The research on workplace stress tells a parallel story. Chronic occupational stress is associated with elevated cortisol, disrupted sleep, and meaningfully higher rates of anxiety and depression. Mind Share Partners’ 2025 data found that more than 76% of U.S. workers reported experiencing some level of burnout, with 53% at moderate to severe levels. 48% of American employees have left a job for reasons tied to their mental health. Two thirds of those departures were voluntary, meaning they were choices made before the situation became medically urgent. What links these findings across work and relationships is a single mechanism. The body does not distinguish between different sources of chronic stress. It responds to prolonged misalignment the same way it responds to any sustained threat, with physiological changes that were designed for short-term emergencies and are poorly suited to years of accumulated tension. The cortisol that was meant to help you navigate danger is not, it turns out, well adapted to the experience of sitting across from the wrong situation at a desk or a dinner table every day for years.

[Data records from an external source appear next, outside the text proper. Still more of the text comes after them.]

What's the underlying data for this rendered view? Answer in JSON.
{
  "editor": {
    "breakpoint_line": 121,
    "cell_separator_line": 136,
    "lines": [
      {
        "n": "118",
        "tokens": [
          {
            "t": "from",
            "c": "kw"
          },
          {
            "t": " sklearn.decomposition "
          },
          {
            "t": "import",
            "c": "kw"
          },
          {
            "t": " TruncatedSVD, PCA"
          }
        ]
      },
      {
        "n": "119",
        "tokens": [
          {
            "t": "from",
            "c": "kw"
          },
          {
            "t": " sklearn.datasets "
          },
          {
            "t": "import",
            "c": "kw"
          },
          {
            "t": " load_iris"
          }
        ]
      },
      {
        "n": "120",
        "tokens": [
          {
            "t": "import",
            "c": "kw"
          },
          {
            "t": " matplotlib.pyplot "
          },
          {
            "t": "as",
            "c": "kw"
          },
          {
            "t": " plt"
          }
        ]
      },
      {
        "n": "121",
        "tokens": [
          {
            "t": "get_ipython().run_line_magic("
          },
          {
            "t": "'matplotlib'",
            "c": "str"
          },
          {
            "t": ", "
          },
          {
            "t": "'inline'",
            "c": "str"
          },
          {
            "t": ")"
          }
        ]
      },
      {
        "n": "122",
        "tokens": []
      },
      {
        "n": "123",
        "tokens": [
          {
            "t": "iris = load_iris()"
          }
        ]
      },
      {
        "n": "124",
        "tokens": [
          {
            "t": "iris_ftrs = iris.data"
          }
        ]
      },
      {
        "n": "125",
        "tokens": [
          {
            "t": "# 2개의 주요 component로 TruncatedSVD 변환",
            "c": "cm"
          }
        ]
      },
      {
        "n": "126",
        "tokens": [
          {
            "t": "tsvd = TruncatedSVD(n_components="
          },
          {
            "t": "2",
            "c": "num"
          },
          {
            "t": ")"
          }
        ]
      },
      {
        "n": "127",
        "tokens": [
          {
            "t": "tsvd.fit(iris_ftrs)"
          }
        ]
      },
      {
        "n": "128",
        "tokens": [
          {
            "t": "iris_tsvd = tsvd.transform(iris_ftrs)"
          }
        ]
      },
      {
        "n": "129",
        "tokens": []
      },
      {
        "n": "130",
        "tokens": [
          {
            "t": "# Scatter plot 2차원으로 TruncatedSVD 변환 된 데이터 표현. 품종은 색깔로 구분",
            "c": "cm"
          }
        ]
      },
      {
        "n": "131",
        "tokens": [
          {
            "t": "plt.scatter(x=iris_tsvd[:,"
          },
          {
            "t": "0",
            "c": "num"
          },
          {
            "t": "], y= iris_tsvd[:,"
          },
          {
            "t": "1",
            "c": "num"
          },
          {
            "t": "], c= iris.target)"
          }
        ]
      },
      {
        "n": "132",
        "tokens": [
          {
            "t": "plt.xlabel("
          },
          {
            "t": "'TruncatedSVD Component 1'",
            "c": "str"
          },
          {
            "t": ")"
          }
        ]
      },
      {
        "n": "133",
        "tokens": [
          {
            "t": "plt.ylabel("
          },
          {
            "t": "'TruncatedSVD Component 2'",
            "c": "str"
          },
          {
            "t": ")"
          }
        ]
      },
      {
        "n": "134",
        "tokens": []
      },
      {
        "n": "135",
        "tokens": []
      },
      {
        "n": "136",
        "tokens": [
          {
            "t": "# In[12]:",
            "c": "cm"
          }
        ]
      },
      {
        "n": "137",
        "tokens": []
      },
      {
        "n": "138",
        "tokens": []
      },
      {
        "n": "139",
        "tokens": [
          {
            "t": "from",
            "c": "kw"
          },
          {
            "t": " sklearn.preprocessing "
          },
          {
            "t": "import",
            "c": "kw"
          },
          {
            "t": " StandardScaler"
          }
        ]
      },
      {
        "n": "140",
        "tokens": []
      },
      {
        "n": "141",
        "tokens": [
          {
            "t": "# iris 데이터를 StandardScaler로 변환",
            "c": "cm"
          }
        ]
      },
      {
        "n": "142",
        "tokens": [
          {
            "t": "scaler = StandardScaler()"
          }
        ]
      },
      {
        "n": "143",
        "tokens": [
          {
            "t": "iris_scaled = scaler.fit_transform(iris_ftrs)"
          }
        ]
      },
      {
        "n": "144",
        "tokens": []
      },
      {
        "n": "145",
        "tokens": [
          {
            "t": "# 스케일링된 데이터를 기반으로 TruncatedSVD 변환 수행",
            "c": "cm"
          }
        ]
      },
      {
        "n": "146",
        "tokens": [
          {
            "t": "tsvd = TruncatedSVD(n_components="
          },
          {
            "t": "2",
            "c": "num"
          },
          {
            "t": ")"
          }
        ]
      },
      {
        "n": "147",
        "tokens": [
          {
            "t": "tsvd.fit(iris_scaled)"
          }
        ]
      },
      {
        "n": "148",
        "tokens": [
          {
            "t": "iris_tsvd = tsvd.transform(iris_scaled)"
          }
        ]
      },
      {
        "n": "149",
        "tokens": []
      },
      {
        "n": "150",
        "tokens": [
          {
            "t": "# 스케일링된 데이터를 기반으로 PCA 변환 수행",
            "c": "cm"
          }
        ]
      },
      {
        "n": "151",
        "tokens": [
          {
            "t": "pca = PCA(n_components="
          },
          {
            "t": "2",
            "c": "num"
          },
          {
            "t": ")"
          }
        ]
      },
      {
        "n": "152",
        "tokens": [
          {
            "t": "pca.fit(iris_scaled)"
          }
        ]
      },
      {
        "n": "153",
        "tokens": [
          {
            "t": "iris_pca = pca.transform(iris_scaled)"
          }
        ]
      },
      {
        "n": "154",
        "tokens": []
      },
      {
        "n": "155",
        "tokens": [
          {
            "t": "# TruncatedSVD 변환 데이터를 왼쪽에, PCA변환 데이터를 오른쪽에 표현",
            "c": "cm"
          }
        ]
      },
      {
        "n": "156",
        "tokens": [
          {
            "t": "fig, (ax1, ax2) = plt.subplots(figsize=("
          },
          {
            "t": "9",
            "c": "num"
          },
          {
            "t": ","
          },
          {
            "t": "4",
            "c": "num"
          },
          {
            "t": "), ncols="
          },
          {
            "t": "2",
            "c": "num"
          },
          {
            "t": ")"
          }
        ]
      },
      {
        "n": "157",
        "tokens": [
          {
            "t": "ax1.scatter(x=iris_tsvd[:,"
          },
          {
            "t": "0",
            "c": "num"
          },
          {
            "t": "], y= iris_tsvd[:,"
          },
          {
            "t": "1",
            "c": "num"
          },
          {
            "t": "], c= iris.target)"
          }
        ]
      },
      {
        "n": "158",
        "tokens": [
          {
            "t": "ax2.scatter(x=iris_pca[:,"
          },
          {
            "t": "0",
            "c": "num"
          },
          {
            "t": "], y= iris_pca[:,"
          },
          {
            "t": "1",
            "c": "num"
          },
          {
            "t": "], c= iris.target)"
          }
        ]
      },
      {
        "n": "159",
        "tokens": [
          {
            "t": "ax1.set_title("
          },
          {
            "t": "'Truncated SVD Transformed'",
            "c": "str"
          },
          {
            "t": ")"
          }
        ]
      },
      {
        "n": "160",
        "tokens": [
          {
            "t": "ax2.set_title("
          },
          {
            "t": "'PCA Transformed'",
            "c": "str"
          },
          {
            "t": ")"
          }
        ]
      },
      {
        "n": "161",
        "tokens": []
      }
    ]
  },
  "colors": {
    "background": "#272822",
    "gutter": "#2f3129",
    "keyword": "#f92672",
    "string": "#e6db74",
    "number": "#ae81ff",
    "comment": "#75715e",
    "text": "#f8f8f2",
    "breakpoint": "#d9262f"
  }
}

The research on sunk cost bias—the deeply human tendency to continue investing in something because of what has already been spent—offers some explanation for why the exit is so consistently delayed. The more time and energy already committed, the harder it becomes to accept that the return will not arrive. This is a genuinely painful cognitive reality. But it is also a trap, because the sunk cost is not recovered by staying. It simply continues to compound.
What makes the cost of staying so difficult to confront is that it almost never comes as a single legible bill. It settles into the texture of ordinary days, quietly and without announcement, in the mornings you wake up already tired, in the ideas that never surface because the environment never asked for them, in the version of yourself that stays on hold, waiting for permission to begin.
The evidence, taken together, tells a consistent story. Staying is not always the safe option. It is most often simply the familiar one. In careers, in relationships, and in health, the research shows the same thing: the cost of remaining where you do not belong accumulates quietly, almost invisibly, compounds over years, and in almost every case that has been studied carefully, exceeds the cost of the transition that was used to justify staying.
The question was never whether you could afford to leave. The question, it turns out, is whether you can afford not to.